3 Responses to “Check on Your SaaS Company’s Hosting Provider, Avoid Firehost”

  1. Bob-

    We host our corporate site on pagely and are similarly displeased today. Unfortunately it was similar repeated experiences with wpengine that led us to them in the first place. Apparently hosting wordpress is hard. Or something. Grr.

    -c

    • blueprint said

      Charlie,
      I hear you come in from, but it’s not fire host that’s down I have an account with them for 3 years and never once have I had a minute of downtime. The fact that DynECT DNS or Dyn is hosting their corporate website and partnered with fire host on their servers NOT Pagely FireHost, and they have literally 12 years of perfect uptime do think that they would jeopardize that by going to the host they did not trust? Fire host does not go down and has lots of different parts then what makeup Pagely the fact that the load balancers are not the same and Pagely is trying to run a very specific type of hosting service off of a enterprise host but you have to understand fire host is actually up when pagely is down unfortunately the way some of the descriptions of why they are down blame fire host when in fact you can look at the statistics

  2. blueprint said

    I use fire host, WP engine, Pagely, web synthesis, Zippykid & PressLabs
    It is not fire host that is going down just so that is very clear. In many of these cases it is simply an issue that has been created by pastries system that leaves the people using Pagely am able to resolve or get to their site but the people using fire host are up 3M uses them Dyn a lot of fortune 500s and if you think that they’re going to sit around and tolerate town time you’re nuts. It’s issues from what I could understand in the way Pagely is built that when he certain thing happens at firehouse data center in Dallas the only do center there on aside from being cashed in London now that it causes problems for people using Pagely and Pagely alone.
    I have to say I love FireHost & WP engine.
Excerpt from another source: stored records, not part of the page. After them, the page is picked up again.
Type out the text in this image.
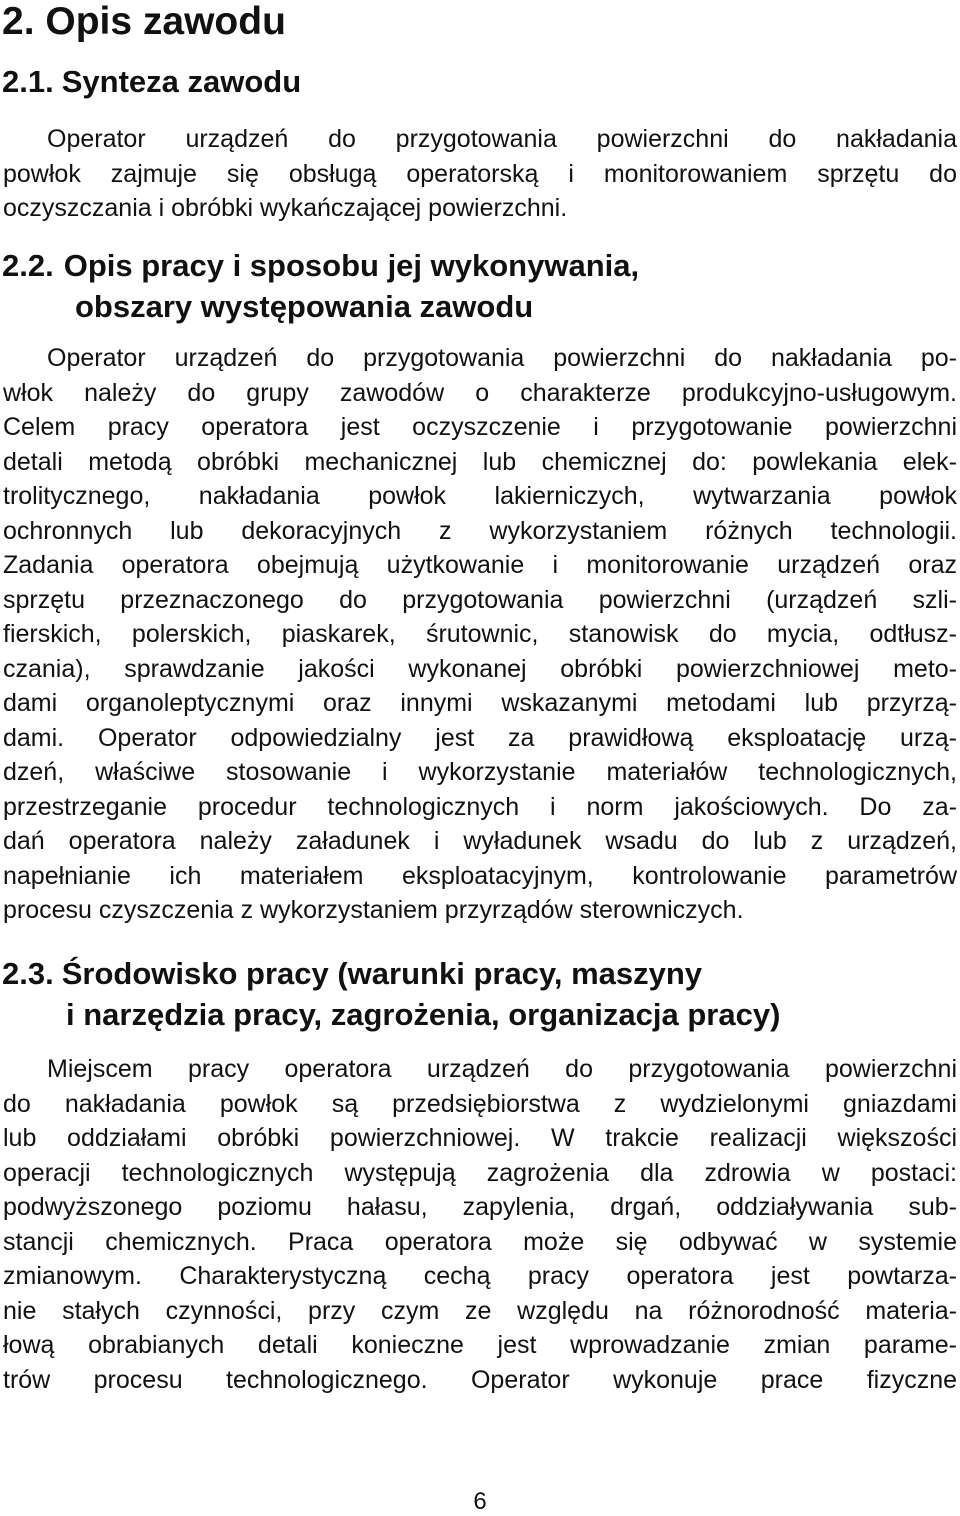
2. Opis zawodu
2.1. Synteza zawodu
Operator urządzeń do przygotowania powierzchni do nakładania
powłok zajmuje się obsługą operatorską i monitorowaniem sprzętu do
oczyszczania i obróbki wykańczającej powierzchni.
2.2. Opis pracy i sposobu jej wykonywania,
obszary występowania zawodu
Operator urządzeń do przygotowania powierzchni do nakładania po-
włok należy do grupy zawodów o charakterze produkcyjno-usługowym.
Celem pracy operatora jest oczyszczenie i przygotowanie powierzchni
detali metodą obróbki mechanicznej lub chemicznej do: powlekania elek-
trolitycznego, nakładania powłok lakierniczych, wytwarzania powłok
ochronnych lub dekoracyjnych z wykorzystaniem różnych technologii.
Zadania operatora obejmują użytkowanie i monitorowanie urządzeń oraz
sprzętu przeznaczonego do przygotowania powierzchni (urządzeń szli-
fierskich, polerskich, piaskarek, śrutownic, stanowisk do mycia, odtłusz-
czania), sprawdzanie jakości wykonanej obróbki powierzchniowej meto-
dami organoleptycznymi oraz innymi wskazanymi metodami lub przyrzą-
dami. Operator odpowiedzialny jest za prawidłową eksploatację urzą-
dzeń, właściwe stosowanie i wykorzystanie materiałów technologicznych,
przestrzeganie procedur technologicznych i norm jakościowych. Do za-
dań operatora należy załadunek i wyładunek wsadu do lub z urządzeń,
napełnianie ich materiałem eksploatacyjnym, kontrolowanie parametrów
procesu czyszczenia z wykorzystaniem przyrządów sterowniczych.
2.3. Środowisko pracy (warunki pracy, maszyny
i narzędzia pracy, zagrożenia, organizacja pracy)
Miejscem pracy operatora urządzeń do przygotowania powierzchni
do nakładania powłok są przedsiębiorstwa z wydzielonymi gniazdami
lub oddziałami obróbki powierzchniowej. W trakcie realizacji większości
operacji technologicznych występują zagrożenia dla zdrowia w postaci:
podwyższonego poziomu hałasu, zapylenia, drgań, oddziaływania sub-
stancji chemicznych. Praca operatora może się odbywać w systemie
zmianowym. Charakterystyczną cechą pracy operatora jest powtarza-
nie stałych czynności, przy czym ze względu na różnorodność materia-
łową obrabianych detali konieczne jest wprowadzanie zmian parame-
trów procesu technologicznego. Operator wykonuje prace fizyczne
6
That’s where I host my site and if you want switched data center’s you can. There is never going to be 100% uptime find any host. However you can get pretty close. I like every manage WordPress as I’ve mentioned up there. Some are more expensive than others and somehow different features than others. I would take a look at the overall uptime using Google figure out what the uptime of All the managed host and I believe you’ll find one that you’ll like a lot. From what I understand and what I have seen there are companies I have listed that have very high uptime. With the managed WordPress press Extras everyone wants.